Hill Climbing Algorithm

It is a local search algorithm which continuously moves in the directions of increasing elevation/value to find the "peak of the mountain" or the best solution to the problem. It terminates on reaching the peak value where no neighbour is a higher value.

It is used for optimizing the mathematical problems (heuristic search)

A node of hill climbing algorithm has two components: state and value

Hill climbing can get stuck in local optima.

It can be considered to follow greedy approach.

It does not search the problem space thoroughly, which can limit its ability to find better solutions.

Heuristics

Heuristic search means that this search algorithm may not find the optimal solution to the problem. However, it will give a good solution in reasonable time.

A heuristic function is a function that will rank all possible alternatives at any branching step in the search algorithm based on the available information. It helps the algorithm to select the best route out of all possible routes.

Features of Hill Climbing

The following are the key features of the Hill Climbing algorithm:

  1. Generate and test variant:

    1. generate possible solutions

    2. Test to see if this is the expected solution

    3. If the solution has been found, quit, else go to step 1

  2. Greedy approach: It moves in the direction which optimizes the cost. It does not consider the future consequences of the current state.

  3. No backtracking: Does not backtrack the search space, as it doesn’t remember the previous states.

  4. Deterministic Nature: Given some initial conditions and same problem configuration, it will always produce the same result.

  5. Local Neighbourhood: Explores solutions that are closely related to the current state by making small, gradual changes.

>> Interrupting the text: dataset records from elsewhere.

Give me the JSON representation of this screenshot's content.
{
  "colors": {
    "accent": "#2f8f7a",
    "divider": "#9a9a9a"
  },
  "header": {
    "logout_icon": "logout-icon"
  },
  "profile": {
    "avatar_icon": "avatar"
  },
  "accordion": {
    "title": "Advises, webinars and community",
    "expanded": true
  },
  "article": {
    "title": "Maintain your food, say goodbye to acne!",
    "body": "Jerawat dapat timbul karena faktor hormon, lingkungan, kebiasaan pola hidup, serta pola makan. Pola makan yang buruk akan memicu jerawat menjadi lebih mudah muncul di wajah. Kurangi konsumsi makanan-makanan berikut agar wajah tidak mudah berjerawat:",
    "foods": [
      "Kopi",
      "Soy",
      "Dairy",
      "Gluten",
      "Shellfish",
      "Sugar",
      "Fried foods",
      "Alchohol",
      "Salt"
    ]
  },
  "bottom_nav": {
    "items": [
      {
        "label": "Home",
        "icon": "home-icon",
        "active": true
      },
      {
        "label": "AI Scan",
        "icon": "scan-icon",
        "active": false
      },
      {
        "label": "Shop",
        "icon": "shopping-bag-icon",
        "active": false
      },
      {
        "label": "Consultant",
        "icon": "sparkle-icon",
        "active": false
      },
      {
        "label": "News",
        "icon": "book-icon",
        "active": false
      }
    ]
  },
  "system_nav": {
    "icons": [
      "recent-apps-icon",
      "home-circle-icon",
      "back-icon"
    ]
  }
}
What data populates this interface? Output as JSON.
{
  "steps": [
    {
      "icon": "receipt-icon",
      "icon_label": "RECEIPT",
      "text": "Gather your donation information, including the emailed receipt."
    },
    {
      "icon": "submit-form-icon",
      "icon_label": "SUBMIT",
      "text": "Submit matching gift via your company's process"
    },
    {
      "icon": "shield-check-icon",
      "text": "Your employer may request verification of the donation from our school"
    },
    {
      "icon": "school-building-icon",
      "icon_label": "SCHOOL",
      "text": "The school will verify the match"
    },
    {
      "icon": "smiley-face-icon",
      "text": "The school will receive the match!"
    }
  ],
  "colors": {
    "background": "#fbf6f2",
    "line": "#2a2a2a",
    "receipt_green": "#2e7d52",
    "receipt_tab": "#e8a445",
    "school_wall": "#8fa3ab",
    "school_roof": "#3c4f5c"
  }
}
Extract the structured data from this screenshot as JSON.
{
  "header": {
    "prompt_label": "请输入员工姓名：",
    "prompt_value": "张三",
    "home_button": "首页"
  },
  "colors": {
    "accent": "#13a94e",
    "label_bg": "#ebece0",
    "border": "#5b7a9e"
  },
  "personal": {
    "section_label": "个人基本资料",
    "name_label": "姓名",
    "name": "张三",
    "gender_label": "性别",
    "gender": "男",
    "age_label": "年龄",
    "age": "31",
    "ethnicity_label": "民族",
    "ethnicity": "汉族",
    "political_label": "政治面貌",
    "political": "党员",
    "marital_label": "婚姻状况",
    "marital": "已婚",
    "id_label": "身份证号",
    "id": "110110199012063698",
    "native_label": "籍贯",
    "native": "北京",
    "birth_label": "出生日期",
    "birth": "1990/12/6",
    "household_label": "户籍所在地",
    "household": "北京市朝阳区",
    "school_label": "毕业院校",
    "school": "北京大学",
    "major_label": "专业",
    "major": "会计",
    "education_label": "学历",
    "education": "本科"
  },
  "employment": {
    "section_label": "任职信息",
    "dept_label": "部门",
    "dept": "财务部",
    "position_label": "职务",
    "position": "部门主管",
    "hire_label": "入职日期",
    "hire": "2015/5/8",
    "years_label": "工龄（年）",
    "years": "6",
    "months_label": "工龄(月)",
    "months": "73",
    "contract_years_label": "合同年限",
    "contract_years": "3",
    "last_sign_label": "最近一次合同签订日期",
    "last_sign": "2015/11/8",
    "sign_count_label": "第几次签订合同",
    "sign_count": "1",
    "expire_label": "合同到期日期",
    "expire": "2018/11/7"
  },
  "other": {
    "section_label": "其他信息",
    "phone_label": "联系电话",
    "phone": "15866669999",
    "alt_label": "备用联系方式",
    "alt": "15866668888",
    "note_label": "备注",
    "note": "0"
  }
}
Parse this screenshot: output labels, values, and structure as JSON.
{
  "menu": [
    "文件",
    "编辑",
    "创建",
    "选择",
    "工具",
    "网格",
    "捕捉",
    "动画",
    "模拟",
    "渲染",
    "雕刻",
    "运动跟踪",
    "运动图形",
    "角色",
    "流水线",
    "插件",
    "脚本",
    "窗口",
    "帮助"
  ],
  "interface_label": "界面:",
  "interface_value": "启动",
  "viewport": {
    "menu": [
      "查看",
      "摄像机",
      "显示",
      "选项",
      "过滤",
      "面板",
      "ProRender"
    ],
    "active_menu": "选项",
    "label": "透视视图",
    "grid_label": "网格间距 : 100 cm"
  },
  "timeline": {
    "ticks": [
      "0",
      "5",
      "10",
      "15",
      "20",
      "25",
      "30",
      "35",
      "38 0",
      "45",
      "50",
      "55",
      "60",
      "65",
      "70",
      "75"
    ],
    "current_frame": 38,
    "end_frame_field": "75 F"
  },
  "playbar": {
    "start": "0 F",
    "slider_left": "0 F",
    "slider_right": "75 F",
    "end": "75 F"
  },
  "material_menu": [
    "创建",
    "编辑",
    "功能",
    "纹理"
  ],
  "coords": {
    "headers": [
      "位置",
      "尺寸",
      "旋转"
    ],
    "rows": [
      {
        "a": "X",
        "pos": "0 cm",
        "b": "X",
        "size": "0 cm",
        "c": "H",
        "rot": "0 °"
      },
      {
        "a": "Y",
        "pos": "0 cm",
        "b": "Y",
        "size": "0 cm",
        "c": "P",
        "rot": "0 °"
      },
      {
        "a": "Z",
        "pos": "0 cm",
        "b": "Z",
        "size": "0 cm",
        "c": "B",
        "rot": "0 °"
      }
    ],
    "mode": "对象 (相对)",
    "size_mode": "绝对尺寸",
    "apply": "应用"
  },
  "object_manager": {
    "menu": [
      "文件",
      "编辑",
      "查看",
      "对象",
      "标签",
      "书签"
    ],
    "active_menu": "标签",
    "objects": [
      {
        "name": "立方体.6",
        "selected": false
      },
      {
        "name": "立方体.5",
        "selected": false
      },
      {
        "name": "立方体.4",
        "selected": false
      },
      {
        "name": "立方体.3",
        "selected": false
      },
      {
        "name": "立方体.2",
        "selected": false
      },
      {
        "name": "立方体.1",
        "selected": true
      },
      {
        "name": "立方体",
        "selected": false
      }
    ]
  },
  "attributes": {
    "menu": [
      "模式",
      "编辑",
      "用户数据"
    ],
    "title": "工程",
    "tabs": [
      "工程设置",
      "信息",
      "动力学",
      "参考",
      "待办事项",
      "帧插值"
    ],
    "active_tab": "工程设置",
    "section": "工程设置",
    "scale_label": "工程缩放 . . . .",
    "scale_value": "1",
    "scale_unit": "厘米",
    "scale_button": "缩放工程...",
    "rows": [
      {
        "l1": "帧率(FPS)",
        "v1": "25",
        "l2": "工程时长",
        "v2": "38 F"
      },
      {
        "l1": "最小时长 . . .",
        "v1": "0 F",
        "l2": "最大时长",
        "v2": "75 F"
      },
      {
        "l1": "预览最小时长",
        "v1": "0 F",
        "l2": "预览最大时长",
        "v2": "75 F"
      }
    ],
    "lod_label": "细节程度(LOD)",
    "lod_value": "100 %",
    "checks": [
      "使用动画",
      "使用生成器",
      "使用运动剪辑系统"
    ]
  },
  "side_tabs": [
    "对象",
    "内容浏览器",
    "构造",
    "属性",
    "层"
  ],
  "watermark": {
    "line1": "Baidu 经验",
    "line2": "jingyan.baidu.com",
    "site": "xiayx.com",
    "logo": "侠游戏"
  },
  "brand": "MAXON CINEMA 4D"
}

State Space Diagram for Hill Climbing

A graphical representation of the the set of states this search algorithm can reach vs the value of the objective function.

Static

Problems in Different Regions in Hill Climbing

  1. Local maximum, where all neighbouring states have lower values than the current state. The search will get stuck here.

  2. Plateau, where all neighbouring states have the same value as the current state. So, it is not possible to select the best direction to move.

  3. Ridge, a region that is higher than its neighbouring states but itself has a slope.

Example: Solving 8 Puzzle Problem using Irrevocable Control

Static

An example of irrevocable strategy can be applied to 8-puzzle using hill climbing.

We calculate the heuristic value of each state and select the state with the lowest heuristic value.

Here, the heuristic function is the number of tiles out of place in state \(n\) compared to the goal state.

Static

Types of Hill Climbing

  1. Simple Hill Climbing: It examines the neighbouring nodes one by one and selects the first neighbouring node which optimizes the current cost as the next node.

  2. Steepest-Ascent Hill Climbing: It first examines all the neighbouring nodes and then selects the node closest to the goal state as the next node.

  3. Stochastic Hill Climbing: It doesn’t examine all the neighbouring nodes before deciding which node to select. It just selects a neighbouring node at random and decides whether to move to that neighbour or to examine another.